On January 19th, 2012, the once mighty American industrial giant, Eastman Kodak filed for bankruptcy, a victim of its own inability to keep up. At some point Kodak saw themselves as primarily a film company, not a photography company or even a visual communications company, and therefore failed to continue developing the innovative photographic technology they needed to survive in the cell-phone camera era, when film is unnecessary.
Alternatively, Apple sold 320 million iPhones with robust Internet connectivity and they all contained good quality cameras. Although photography is vital to their business, it is clearly only one component of a complex system of digital smart-phone based communications. In many ways, Apple is now a company that focuses on the methods of digital communications embodied in their media rich cellphones and computers.

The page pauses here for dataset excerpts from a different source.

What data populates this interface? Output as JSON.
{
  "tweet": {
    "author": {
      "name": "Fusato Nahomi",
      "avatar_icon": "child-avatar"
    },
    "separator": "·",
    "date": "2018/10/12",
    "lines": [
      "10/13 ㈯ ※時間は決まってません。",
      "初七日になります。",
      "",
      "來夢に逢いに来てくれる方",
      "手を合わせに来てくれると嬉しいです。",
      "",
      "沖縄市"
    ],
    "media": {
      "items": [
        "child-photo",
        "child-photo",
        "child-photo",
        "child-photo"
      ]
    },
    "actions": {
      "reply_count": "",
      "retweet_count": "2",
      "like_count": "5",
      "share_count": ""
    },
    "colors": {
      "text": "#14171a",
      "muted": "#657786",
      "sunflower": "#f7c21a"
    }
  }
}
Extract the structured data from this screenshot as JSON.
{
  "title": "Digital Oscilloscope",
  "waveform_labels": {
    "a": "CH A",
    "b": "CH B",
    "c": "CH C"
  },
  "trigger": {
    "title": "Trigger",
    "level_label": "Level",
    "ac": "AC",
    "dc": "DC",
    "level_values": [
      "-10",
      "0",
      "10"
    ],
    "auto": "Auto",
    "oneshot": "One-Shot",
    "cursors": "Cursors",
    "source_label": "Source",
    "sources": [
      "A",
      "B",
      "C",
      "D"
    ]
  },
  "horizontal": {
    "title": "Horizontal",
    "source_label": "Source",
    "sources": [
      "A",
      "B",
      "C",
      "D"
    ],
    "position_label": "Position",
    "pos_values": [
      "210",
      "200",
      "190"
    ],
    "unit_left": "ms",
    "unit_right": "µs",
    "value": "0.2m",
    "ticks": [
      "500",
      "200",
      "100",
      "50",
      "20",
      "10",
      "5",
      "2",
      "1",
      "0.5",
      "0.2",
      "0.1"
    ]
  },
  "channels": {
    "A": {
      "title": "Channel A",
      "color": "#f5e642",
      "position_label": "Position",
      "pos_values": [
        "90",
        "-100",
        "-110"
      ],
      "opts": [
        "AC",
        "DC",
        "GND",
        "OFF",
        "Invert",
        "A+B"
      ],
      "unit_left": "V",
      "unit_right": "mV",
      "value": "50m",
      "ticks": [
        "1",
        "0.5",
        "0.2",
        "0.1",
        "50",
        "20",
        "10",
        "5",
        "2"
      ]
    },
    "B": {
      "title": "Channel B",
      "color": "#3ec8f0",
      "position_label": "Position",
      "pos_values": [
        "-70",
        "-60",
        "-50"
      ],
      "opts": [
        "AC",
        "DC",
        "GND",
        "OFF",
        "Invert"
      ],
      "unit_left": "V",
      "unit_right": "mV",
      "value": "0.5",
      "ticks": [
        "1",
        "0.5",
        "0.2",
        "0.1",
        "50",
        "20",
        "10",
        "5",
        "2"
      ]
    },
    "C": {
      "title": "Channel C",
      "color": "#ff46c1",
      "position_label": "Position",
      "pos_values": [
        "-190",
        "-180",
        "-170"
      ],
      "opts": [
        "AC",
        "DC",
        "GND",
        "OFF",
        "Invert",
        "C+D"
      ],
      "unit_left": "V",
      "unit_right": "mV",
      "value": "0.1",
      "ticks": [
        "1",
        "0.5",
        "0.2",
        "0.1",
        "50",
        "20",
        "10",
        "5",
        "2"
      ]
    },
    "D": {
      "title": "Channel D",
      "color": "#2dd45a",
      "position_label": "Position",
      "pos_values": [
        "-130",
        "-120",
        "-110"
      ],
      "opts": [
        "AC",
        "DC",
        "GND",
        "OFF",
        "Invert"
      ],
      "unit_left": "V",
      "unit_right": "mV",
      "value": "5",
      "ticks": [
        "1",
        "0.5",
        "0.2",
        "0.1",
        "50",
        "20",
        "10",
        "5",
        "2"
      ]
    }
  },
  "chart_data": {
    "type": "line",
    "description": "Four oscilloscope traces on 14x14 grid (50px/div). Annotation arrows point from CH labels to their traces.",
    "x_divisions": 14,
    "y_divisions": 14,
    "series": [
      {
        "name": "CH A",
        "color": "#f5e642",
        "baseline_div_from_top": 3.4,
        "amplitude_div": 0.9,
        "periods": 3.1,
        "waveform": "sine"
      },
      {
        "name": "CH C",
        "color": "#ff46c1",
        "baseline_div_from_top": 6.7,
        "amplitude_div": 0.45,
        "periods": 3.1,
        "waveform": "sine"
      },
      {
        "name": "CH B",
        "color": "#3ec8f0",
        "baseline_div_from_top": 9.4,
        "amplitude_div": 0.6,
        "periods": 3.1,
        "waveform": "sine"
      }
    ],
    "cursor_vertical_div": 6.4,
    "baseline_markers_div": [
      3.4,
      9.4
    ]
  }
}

Kodak as a company saw themselves much more narrowly and they failed to understand that the photograph is no longer the end-product. What we do with the photos after we take them is something that now matters immensely. The iPhone works successfully for photography because it is a camera, an editor, a portable photo album, and photo publishing and broadcasting device all in one.

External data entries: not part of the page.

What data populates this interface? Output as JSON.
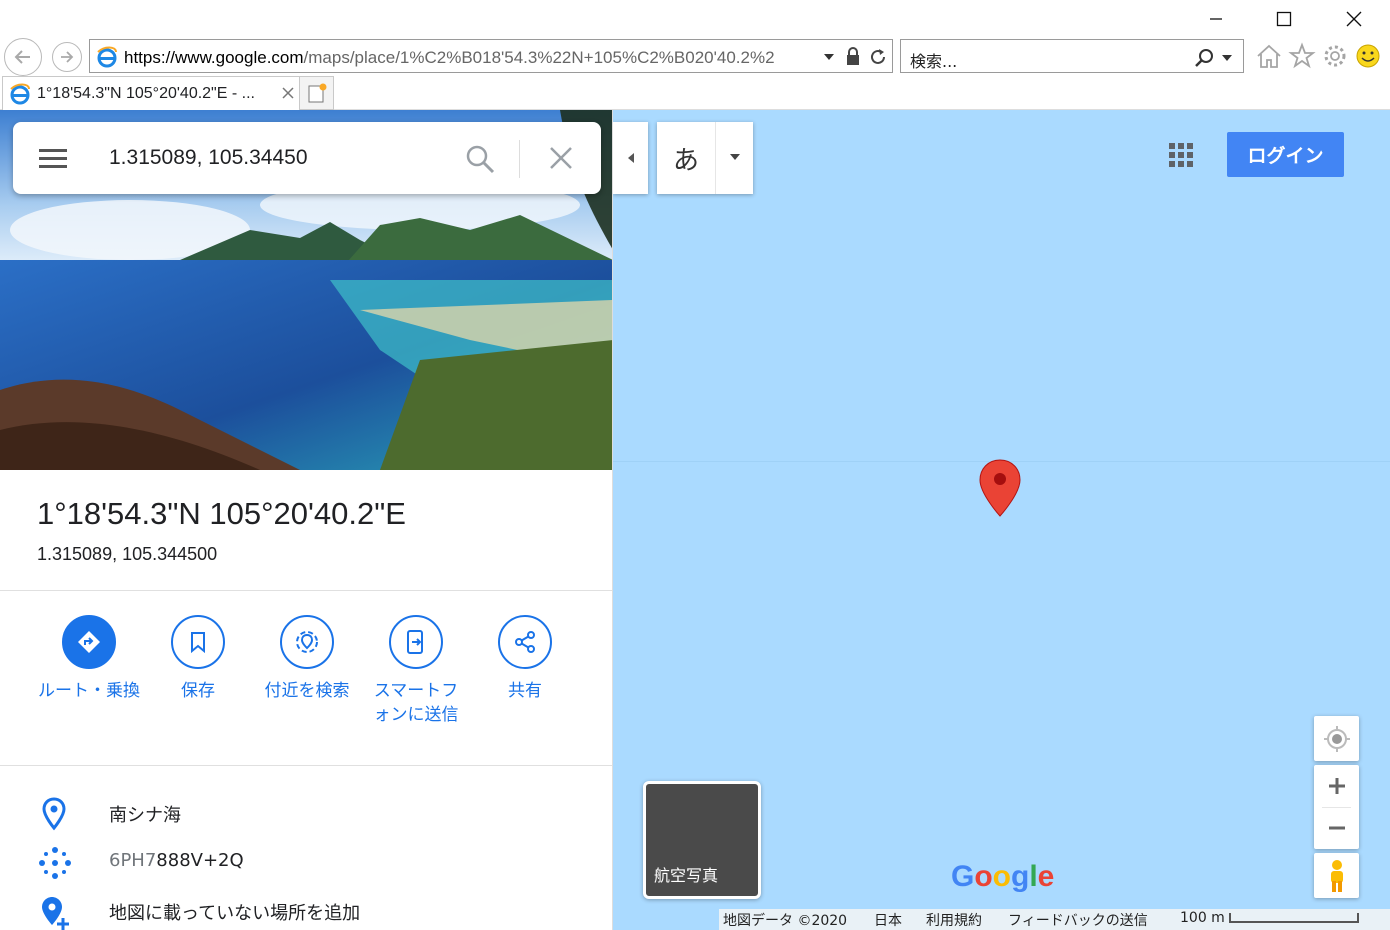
{
  "browser": {
    "url_host_part": "https://www.google.com",
    "url_rest": "/maps/place/1%C2%B018'54.3%22N+105%C2%B020'40.2%2",
    "search_placeholder": "検索...",
    "tab_title": "1°18'54.3\"N 105°20'40.2\"E - ..."
  },
  "search": {
    "value": "1.315089, 105.34450"
  },
  "place": {
    "title": "1°18'54.3\"N 105°20'40.2\"E",
    "coords": "1.315089, 105.344500"
  },
  "actions": [
    {
      "label": "ルート・乗換",
      "icon": "directions-icon"
    },
    {
      "label": "保存",
      "icon": "bookmark-icon"
    },
    {
      "label": "付近を検索",
      "icon": "nearby-icon"
    },
    {
      "label": "スマートフォンに送信",
      "icon": "send-to-phone-icon"
    },
    {
      "label": "共有",
      "icon": "share-icon"
    }
  ],
  "info": {
    "region": "南シナ海",
    "pluscode_prefix": "6PH7",
    "pluscode_main": "888V+2Q",
    "add_missing": "地図に載っていない場所を追加"
  },
  "map": {
    "ime_label": "あ",
    "login_label": "ログイン",
    "satellite_label": "航空写真",
    "footer": {
      "map_data": "地図データ ©2020",
      "country": "日本",
      "terms": "利用規約",
      "feedback": "フィードバックの送信",
      "scale": "100 m"
    }
  },
  "colors": {
    "accent": "#1a73e8",
    "login_button": "#4285f4",
    "ocean": "#aadaff",
    "pin": "#ea4335"
  }
}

During the last 15 years, the fortunes of both Apple and Kodak changed dramatically. When Steve Jobs returned to Apple in 1997, the company was on the verge of bankruptcy; Kodak however, was at the top of their game with record stock prices. To understand the magnitude of Apple’s success and Kodak’s failure we only need to look at the numbers.
Kodak had a 1997 stock price of $90 a share; today it is about 25 cents a share. They experienced losses of nearly $40 billion. Alternatively, Apple was valued at $22 a share in 1997 and is now at $450 a share.

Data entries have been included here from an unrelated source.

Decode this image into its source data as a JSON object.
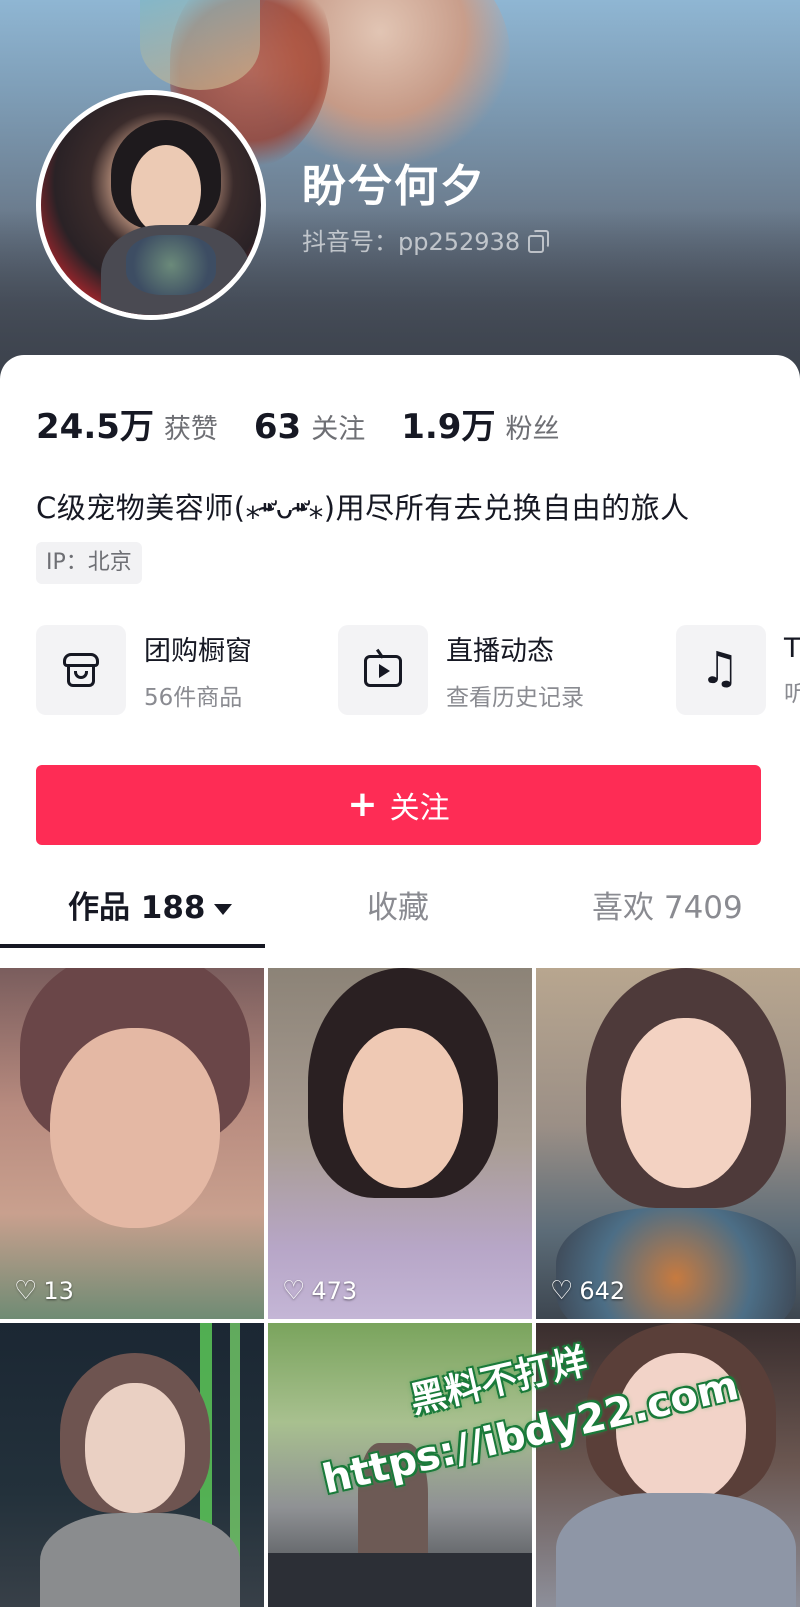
{
  "profile": {
    "name": "盼兮何夕",
    "douyin_id": "抖音号：pp252938",
    "stats": [
      {
        "value": "24.5万",
        "label": "获赞"
      },
      {
        "value": "63",
        "label": "关注"
      },
      {
        "value": "1.9万",
        "label": "粉丝"
      }
    ],
    "bio": "C级宠物美容师(⁎⁍̴̛ᴗ⁍̴̛⁎)用尽所有去兑换自由的旅人",
    "ip": "IP：北京"
  },
  "shortcuts": [
    {
      "title": "团购橱窗",
      "subtitle": "56件商品",
      "icon": "shop-icon"
    },
    {
      "title": "直播动态",
      "subtitle": "查看历史记录",
      "icon": "tv-icon"
    },
    {
      "title": "T",
      "subtitle": "听",
      "icon": "music-note-icon"
    }
  ],
  "follow_button": {
    "label": "关注",
    "icon": "plus-icon"
  },
  "tabs": [
    {
      "label": "作品 188",
      "active": true
    },
    {
      "label": "收藏",
      "active": false
    },
    {
      "label": "喜欢 7409",
      "active": false
    }
  ],
  "videos": [
    {
      "likes": "13"
    },
    {
      "likes": "473"
    },
    {
      "likes": "642"
    },
    {
      "likes": ""
    },
    {
      "likes": ""
    },
    {
      "likes": ""
    }
  ],
  "watermark": {
    "line1": "黑料不打烊",
    "line2": "https://ibdy22.com"
  },
  "colors": {
    "accent": "#fe2c55",
    "text_primary": "#161823",
    "text_secondary": "#8a8b91"
  }
}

If you had bought 100 shares of stock in both companies in 1997, the Apple shares would be worth nearly $150,000 today (the stock split several times); the Kodak stock would be worth about $25. The true importance of these numbers is that innovation and creativity matter in measurable ways over time. The numbers also helps us understand the extent to which photography has shifted from one technology to another. The era of photography-for-photography’s-sake ended as digital imaging wove the medium seamlessly into a fabric of other technologies, of which Apple was prepared to implement in their products and Kodak was simply not.
Thanks to technology that puts tiny good quality cameras in everyone’s pocket, photography is more popular then ever with about 400 billion photos taken each year; up from about 75 billion in 1997. It is the essential visual-communications element of everything from commercial advertising to on-line social media (i.e. Facebook).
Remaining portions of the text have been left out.